Using Shear-Wave Anisotropy To Optimize Reservoir Drainage and Improve Production in Low-Permeability Formations in the North of Mexico

Abstract

Abstract Shear waves propagate through rock with different velocities in different directions. This phenomenon is called acoustic anisotropy, and it is caused by the anisotropic nature of the rock's elastic properties. All sedimentary rocks exhibit some degree of acoustic anisotropy related to aligned fractures, layering, or stress imbalance. Until recently, wireline sonic tools were able to measure the anisotropy magnitude and orientation reliably only if the velocity anisotropy was greater than 5%. In this paper, we will discuss the field test results from multiple wells of a new sonic tool that is able to measure anisotropy as low as 1%. We will also comment on how to identify the cause of the anisotropy and its applications. Because we can measure the acoustic anisotropy with this new tool—even if it is very low—and relate it to the earth-stress direction, we are able to provide reservoir engineers with valuable information to optimize the field development and improve well production. The tests were conducted in several Pemex development wells in northern Mexico, mostly in the Burgos basin. The target formations were tight gas sands. The sands have very low permeability and must be stimulated to produce hydrocarbons in commercial quantities.
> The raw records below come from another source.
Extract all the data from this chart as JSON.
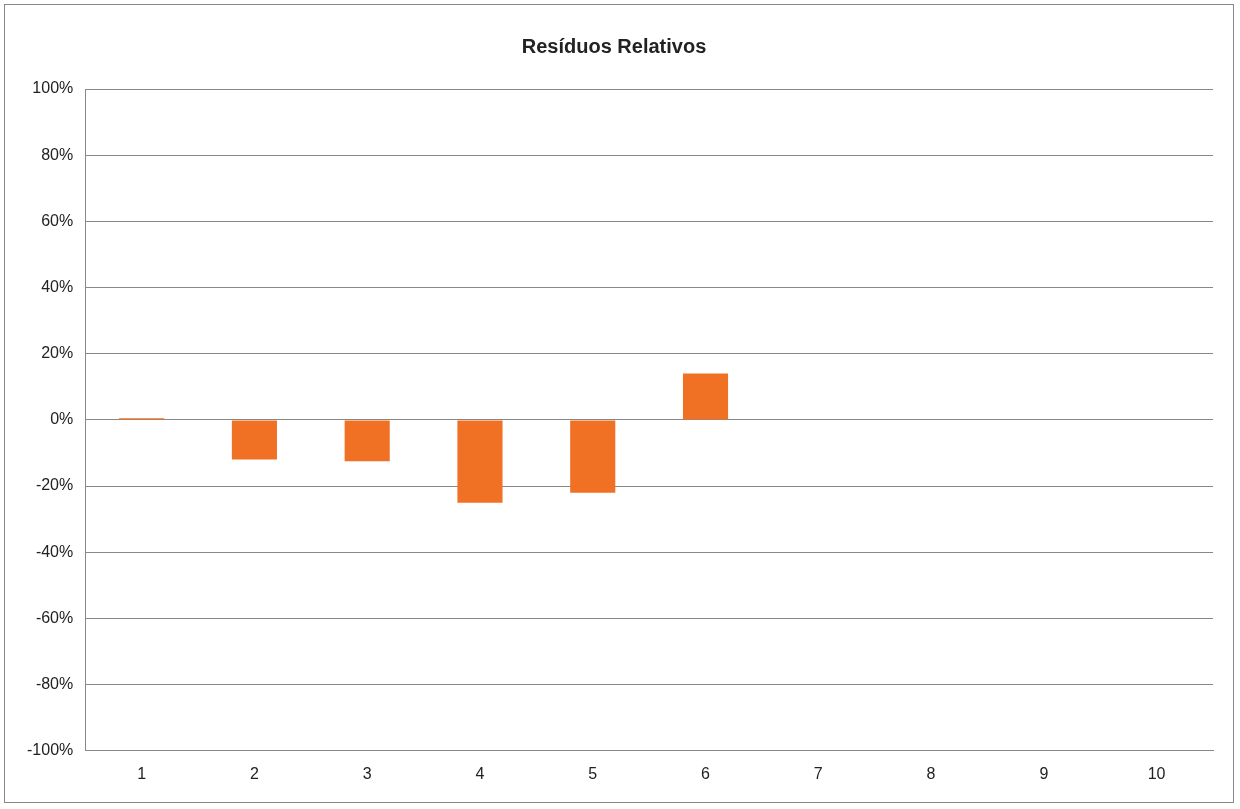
{
  "chart_data": {
    "type": "bar",
    "title": "Resíduos Relativos",
    "categories": [
      "1",
      "2",
      "3",
      "4",
      "5",
      "6",
      "7",
      "8",
      "9",
      "10"
    ],
    "series": [
      {
        "color": "#f07024",
        "values": [
          0.5,
          -12,
          -12.5,
          -25,
          -22,
          14,
          0,
          0,
          0,
          0
        ]
      }
    ],
    "ylim": [
      -100,
      100
    ],
    "yticks": [
      {
        "value": -100,
        "label": "-100%"
      },
      {
        "value": -80,
        "label": "-80%"
      },
      {
        "value": -60,
        "label": "-60%"
      },
      {
        "value": -40,
        "label": "-40%"
      },
      {
        "value": -20,
        "label": "-20%"
      },
      {
        "value": 0,
        "label": "0%"
      },
      {
        "value": 20,
        "label": "20%"
      },
      {
        "value": 40,
        "label": "40%"
      },
      {
        "value": 60,
        "label": "60%"
      },
      {
        "value": 80,
        "label": "80%"
      },
      {
        "value": 100,
        "label": "100%"
      }
    ],
    "grid": "y",
    "legend": false
  }
}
These hydraulically fractured vertical wells have elliptical drainage patterns, and optimum reservoir drainage depends on the correct well placement to avoid creating interference between wells (overlapping drainage areas) or leaving areas untouched (drainage gaps). Since hydraulic fractures open in a plane perpendicular to the minimum stress, determining stress direction is crucial to the placement of new wells. Also, it can help to look for in-field drilling opportunities in brown fields where early drilling strategies did not consider the stress orientation when selecting well locations. In addition, by knowing the stress-field state, it is possible to apply oriented perforating techniques to maximize the results of the fracture treatments.